==========================================================

Document: N2223

Related:

WG14 Pittsburgh meeting, 2016-10

WG14 London meeting, 2016-04

1 Introduction

We have been working for some time to clarify the memory object model of C: the behaviour of pointer operations, uninitialised values, padding, effective types, and so on. These have been vexed questions for many years. C values cannot be treated as simple abstract or concrete entities: the language exposes their representations, but compiler optimisations rely on analyses that reason about provenance and initialisation status, not just runtime representations. The current ISO standard some aspects of this unclear, and in some aspects conflicts with de facto standard usage - which itself is difficult to investigate.

We have subdivided the problem into six areas, covering subsets of the questions from our London 2016-04 WG14 N2013. For the first four we provide notes for the Brno 2018-04 WG14 meeting, the first three of which are revisions of our N2089, N2090, N2091 from the Pittsburgh 2016-10 meeting.

In several areas there are multiple desirable semantic options, e.g. for C with and without the mainstream implementation -fno-strict-aliasing flag, which has a profound effect on the language. The ISO standard has historically not defined such options (beyond the current implementation-defined aspects), but we believe that in the next major version it should define the major options. We identify some of them (some already existing, some new) in these notes. For some, one might want it to be implementation-defined which options are supported. This also provides a way of defining common "safer C" dialects, by a suitable combination of options.

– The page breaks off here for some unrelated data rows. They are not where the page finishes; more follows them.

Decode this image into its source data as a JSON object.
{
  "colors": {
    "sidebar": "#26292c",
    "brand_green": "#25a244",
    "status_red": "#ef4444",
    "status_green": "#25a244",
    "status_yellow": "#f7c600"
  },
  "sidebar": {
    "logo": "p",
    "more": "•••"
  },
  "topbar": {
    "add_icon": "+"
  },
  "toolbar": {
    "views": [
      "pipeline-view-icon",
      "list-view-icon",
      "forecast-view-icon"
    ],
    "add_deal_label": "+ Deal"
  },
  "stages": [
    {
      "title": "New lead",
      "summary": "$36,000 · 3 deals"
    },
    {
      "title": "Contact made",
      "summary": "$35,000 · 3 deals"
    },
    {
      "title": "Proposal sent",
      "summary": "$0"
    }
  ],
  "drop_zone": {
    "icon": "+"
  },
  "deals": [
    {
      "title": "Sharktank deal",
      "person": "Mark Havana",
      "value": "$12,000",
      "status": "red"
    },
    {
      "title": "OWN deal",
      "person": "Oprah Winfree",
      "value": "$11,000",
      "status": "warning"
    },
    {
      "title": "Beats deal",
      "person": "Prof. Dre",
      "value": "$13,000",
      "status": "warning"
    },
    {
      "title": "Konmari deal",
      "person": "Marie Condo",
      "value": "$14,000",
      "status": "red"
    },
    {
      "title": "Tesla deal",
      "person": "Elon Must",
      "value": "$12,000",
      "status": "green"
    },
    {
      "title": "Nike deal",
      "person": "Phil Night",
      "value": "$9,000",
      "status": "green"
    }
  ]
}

Our questions and proposals are informed by our previous surveys of C experts, by extensive discussion with many people, and by our Cerberus project work, in which we are developing a rigorous semantic model for a substantial fragment of C.

Our model covers many features of C, both syntactic and semantic, but to keep the problem manageable we exclude some important aspects. We do not currently attempt to cover preprocessor features, C11 character-set features, floating-point and complex types (beyond simple float constants), user-defined variadic functions (we do cover printf), bitfields, volatile, restrict, generic selection, register, flexible array members, some exotic initialisation forms, signals, longjmp, multiple translation units, most of the standard library, or concurrency. We focus on the C commonly used for mainstream systems programming without effective types, with -fno-strict-aliasing. We are not trying to cover every conceivable C implementation, or those on exotic architectures. Our semantics is intended as a source semantics for C. For an intermediate language, e.g. LLVM, there are related but distinct goals. Our implementation and web tool are intended to explore the behaviour of small test cases, which is already challenging, not as a bug-finding tool for production C code, which would need considerably higher performance and coverage. Finally, while we have done significant testing and validation, more would always be desirable; Cerberus is work in progress, not a completely finished system.